Although Masson is most often associated with surrealism, his work evades definition through any one twentieth-century movement. While it is true that some of his finest work was produced when he was closest to surrealism, they were generated by deep tensions – as he wrote, ‘Painful contradictions are sometimes the source of the greatest riches’.

During the early days of surrealism he was one of the most enthusiastic employers of automatic drawing, making a number of automatic works in pen and ink. Masson experimented with altered states of consciousness, and from around 1926 he experimented by throwing sand and glue onto canvas and making oil paintings based around the shapes that formed. By the end of the 1920s, however, he was finding automatic drawing restricting; he left the surrealist movement and turned instead to a more structured style, often producing works with a violent or erotic theme.

Under the German occupation of France his work was condemned by the Nazis as degenerate, and he escaped on a ship bound for the French island of Martinique, from where he went on to the United States. Upon arrival in New York, customs officials inspecting his luggage found a cache of his erotic drawings. Living in Connecticut, his work became an important influence on American abstract expressionists such as Jackson Pollock. After the war he returned to France and settled in Aix-en-Provence.

André Masson was married twice, first in 1919–29 to Odette Cabalé, with whom he had a daughter Lily who became an artist, and then in 1934 to Rose Masson, with whom he had two sons, the musician Diego and the actor Luis.

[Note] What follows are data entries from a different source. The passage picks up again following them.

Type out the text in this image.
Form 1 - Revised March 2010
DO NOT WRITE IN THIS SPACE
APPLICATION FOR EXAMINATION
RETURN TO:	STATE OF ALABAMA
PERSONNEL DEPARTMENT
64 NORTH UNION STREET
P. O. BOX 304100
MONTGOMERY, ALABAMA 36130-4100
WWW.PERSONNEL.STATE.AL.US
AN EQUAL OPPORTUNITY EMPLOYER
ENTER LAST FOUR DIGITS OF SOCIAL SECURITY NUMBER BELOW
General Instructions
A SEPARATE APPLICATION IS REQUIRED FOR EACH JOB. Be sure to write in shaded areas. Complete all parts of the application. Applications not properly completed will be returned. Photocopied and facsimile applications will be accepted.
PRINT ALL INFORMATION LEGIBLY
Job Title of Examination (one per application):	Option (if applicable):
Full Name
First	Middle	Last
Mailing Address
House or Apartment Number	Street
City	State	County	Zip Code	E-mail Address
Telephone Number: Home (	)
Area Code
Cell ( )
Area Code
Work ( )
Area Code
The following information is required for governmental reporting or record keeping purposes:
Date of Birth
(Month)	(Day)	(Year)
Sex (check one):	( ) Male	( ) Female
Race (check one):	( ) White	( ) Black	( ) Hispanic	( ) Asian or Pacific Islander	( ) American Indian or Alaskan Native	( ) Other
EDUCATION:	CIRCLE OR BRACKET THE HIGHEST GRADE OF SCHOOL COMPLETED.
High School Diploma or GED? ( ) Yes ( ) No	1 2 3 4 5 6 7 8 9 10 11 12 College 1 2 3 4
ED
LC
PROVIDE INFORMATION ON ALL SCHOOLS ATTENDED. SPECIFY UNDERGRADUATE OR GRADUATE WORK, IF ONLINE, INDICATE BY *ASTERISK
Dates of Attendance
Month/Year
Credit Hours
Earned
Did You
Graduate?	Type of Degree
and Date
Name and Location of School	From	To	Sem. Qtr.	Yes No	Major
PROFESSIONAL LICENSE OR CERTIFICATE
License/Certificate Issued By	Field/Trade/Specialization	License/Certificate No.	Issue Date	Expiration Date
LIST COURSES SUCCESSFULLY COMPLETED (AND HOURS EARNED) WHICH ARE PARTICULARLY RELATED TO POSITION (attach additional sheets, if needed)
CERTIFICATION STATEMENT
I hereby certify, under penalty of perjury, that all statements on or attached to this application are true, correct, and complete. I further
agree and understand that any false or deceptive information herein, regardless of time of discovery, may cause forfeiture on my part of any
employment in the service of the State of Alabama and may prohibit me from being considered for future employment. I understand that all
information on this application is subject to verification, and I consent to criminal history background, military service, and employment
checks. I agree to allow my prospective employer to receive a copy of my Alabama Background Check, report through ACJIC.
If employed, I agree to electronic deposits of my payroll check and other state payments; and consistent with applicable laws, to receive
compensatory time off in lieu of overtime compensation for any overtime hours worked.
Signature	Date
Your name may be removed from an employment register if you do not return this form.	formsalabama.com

André Masson illustrated many books and portfolios during his long artistic career; we have only illustrated two complete works here. Fortunately Lawrence Saphire and Patrick Cramer have produced a catalogue raisonné of his work, André Masson: The Illustrated Books, published by Patrick Cramer in 1994 and updated in 2002. It includes 605 illustrations, with 317 of them in colour, covering some 120 titles. If you are interested in seeing a comprehensive overview of Masson’s lifetime’s work, this is an excellent resource.